How augmented analytics can help you improve customer focus
The pioneering retailers Harry Gordon Selfridge, John Wanamaker and Marshall Field coined a motto that was popularized in the 1800s: “The customer is always right”. While it’s still largely true, it’s also vital for businesses to make sure they attract the ‘right customers’ for them, and that they get to know them well.
Augmented analytics was not available to the likes of Selfridge, but it can provide today’s businesses with accurate and detailed information about their customers, insights they might have not been able to obtain through other analytics techniques. And since marketing is all about people, the greater insights you can glean, and the more you can understand the desires, activities and behavior of prospective customers, the more successful your marketing efforts will be.
Advanced analytics techniques enable companies to improve the customer experience, by developing a deep understanding of how customers interact with their brand through multiple channels. And, by unifying a diverse range of datasets, including website, CRM, demographic, psychographic and product usage data, it can provide marketing teams the detailed information they need to maximize customer value.
With this in mind, here are a few of ways on how advanced analytics can help you to improve your customer focus.
Make a step forward in understanding customers
Analytics based on machine learning can be used to assist with sophisticated marketing practices, such as modeling and predicting customer behavior and calculating customer lifetime value. It achieves this by exploring large volumes of different types of information and running algorithms on multiple customer micro-segments to discover trends and patterns.
Customer micro-segmentation identifies the interests of specific groups by applying analytics techniques to customer information. It helps marketers to send targeted messaging and offers to these, now more precisely defined customer groups. By sending the right message at the right time to the right person(s), marketers significantly reduce the cost of customer acquisition, but also increase customer satisfaction, as they are no longer bombarded by irrelevant messages at inconvenient times.

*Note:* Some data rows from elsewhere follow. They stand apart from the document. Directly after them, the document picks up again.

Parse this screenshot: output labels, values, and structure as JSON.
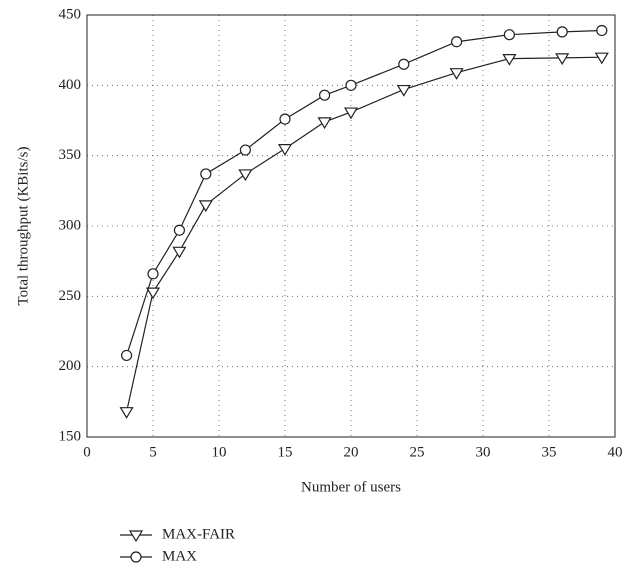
{
  "chart_data": {
    "type": "line",
    "xlabel": "Number of users",
    "ylabel": "Total throughput (KBits/s)",
    "x": [
      3,
      5,
      7,
      9,
      12,
      15,
      18,
      20,
      24,
      28,
      32,
      36,
      39
    ],
    "series": [
      {
        "name": "MAX-FAIR",
        "color": "#222222",
        "marker": "triangle-down",
        "values": [
          168,
          253,
          282,
          315,
          337,
          355,
          374,
          381,
          397,
          409,
          419,
          419.5,
          420
        ]
      },
      {
        "name": "MAX",
        "color": "#222222",
        "marker": "circle",
        "values": [
          208,
          266,
          297,
          337,
          354,
          376,
          393,
          400,
          415,
          431,
          436,
          438,
          439
        ]
      }
    ],
    "xlim": [
      0,
      40
    ],
    "xticks": [
      0,
      5,
      10,
      15,
      20,
      25,
      30,
      35,
      40
    ],
    "ylim": [
      150,
      450
    ],
    "yticks": [
      150,
      200,
      250,
      300,
      350,
      400,
      450
    ],
    "grid": true,
    "legend": "below"
  }
}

You can establish micro-segments on a range of criteria, including geography, demographics (such as age, education and family unit), psychographic (personality type, lifestyle and values), and behavior (loyalty, buying patterns and price sensitivity). And by developing hundreds – or even thousands – of micro-segments, you can more accurately target your customers with the right mix of products, services and price points.
Banks identified new customer segments by using augmented analytics
Industry research done by Gartner has shown that banks were traditionally targeting older customers for wealth management services, under the assumption that this age group would be the most interested. Using augmented analytics, banks found out that clients aged 20 to 35 are actually more likely to transition into wealth management.

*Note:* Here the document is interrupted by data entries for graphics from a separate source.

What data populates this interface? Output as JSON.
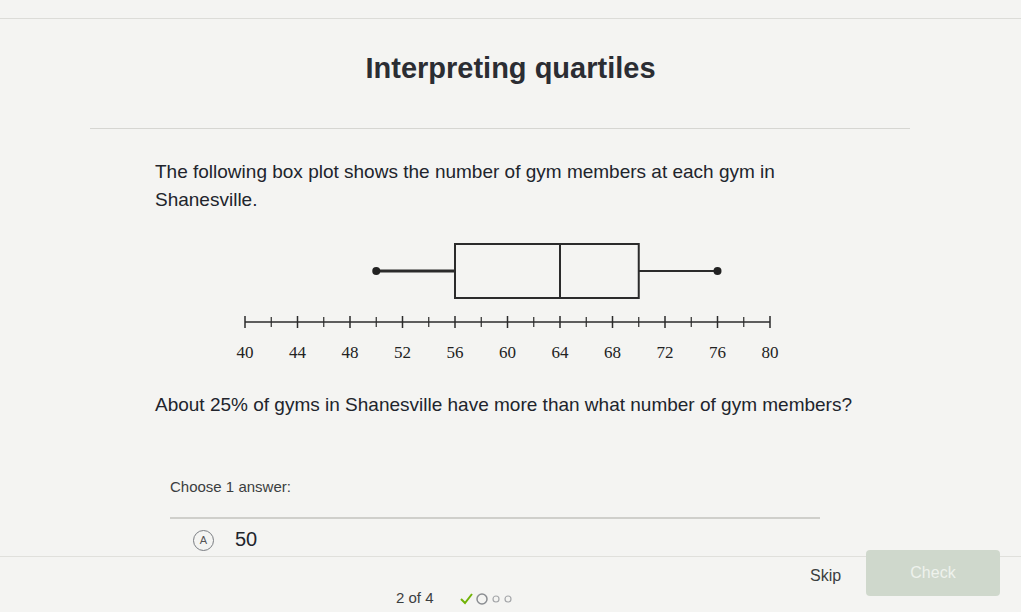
{
  "header": {
    "title": "Interpreting quartiles"
  },
  "prompt": "The following box plot shows the number of gym members at each gym in Shanesville.",
  "chart_data": {
    "type": "box",
    "min": 50,
    "q1": 56,
    "median": 64,
    "q3": 70,
    "max": 76,
    "xlim": [
      40,
      80
    ],
    "xticks": [
      40,
      44,
      48,
      52,
      56,
      60,
      64,
      68,
      72,
      76,
      80
    ],
    "minor_xticks": [
      42,
      46,
      50,
      54,
      58,
      62,
      66,
      70,
      74,
      78
    ]
  },
  "question": "About 25% of gyms in Shanesville have more than what number of gym members?",
  "instruction": "Choose 1 answer:",
  "answers": [
    {
      "letter": "A",
      "text": "50"
    }
  ],
  "footer": {
    "progress": "2 of 4",
    "skip": "Skip",
    "check": "Check"
  }
}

Improve customer retention and reduce churn
Marketing professionals can also use advanced analytics technology to improve customer retention and drive down churn. Tools based on artificial intelligence can be used to work out which customers are most likely to leave, for particular product or service combinations, in which specific segment, and at what point in the customer journey or lifetime.
This information can be used to trigger specific marketing interventions, for example, tailoring special offers or bundles to individuals to prevent churn, or winning back customers through appropriate messaging. Augmented analytics can advise you on the right marketing mix and tell you the best channel to reach targeted customers, whether that’s social media, email, SEM, TV, OOH or even a traditional mail campaign.
Companies in the telecommunications industry are known to be among the most advanced in handling vast amounts of data they have on their customers. By applying advanced analytics methodologies to this data and using specialized tools in analytics platforms such as Adverity, telcos are able to deliver highly customized and targeted information to perspective and existing customers, displaying the right offer to the right segment of customers.
Recommend the right products to the right customers
Another great use of advanced analytics based on AI is product recommendation, which can also increase conversion rates and drive down customer churn. A product recommendation engine is a predictive analytics algorithm that digests all the available data on a customer prospect, and predicts which product, service or package they are likely to buy.
This may sound like science fiction, or something you don’t think is possible, but we have seen it in action, and it works. The algorithm carries out statistical analysis on as many data points as possible, on such things as customer demographics and psychographics, to get the most precise recommendation. You can combine this information with data from search queries and browsing habits to gain a more accurate picture of the prospect.
Then, based on a range of tested and proven product and service packages, and their adoption and churn rates for the prospect’s sub-category, the recommendation engine can suggest the best fit for each individual customer, optimizing cross-sell and upsell opportunities.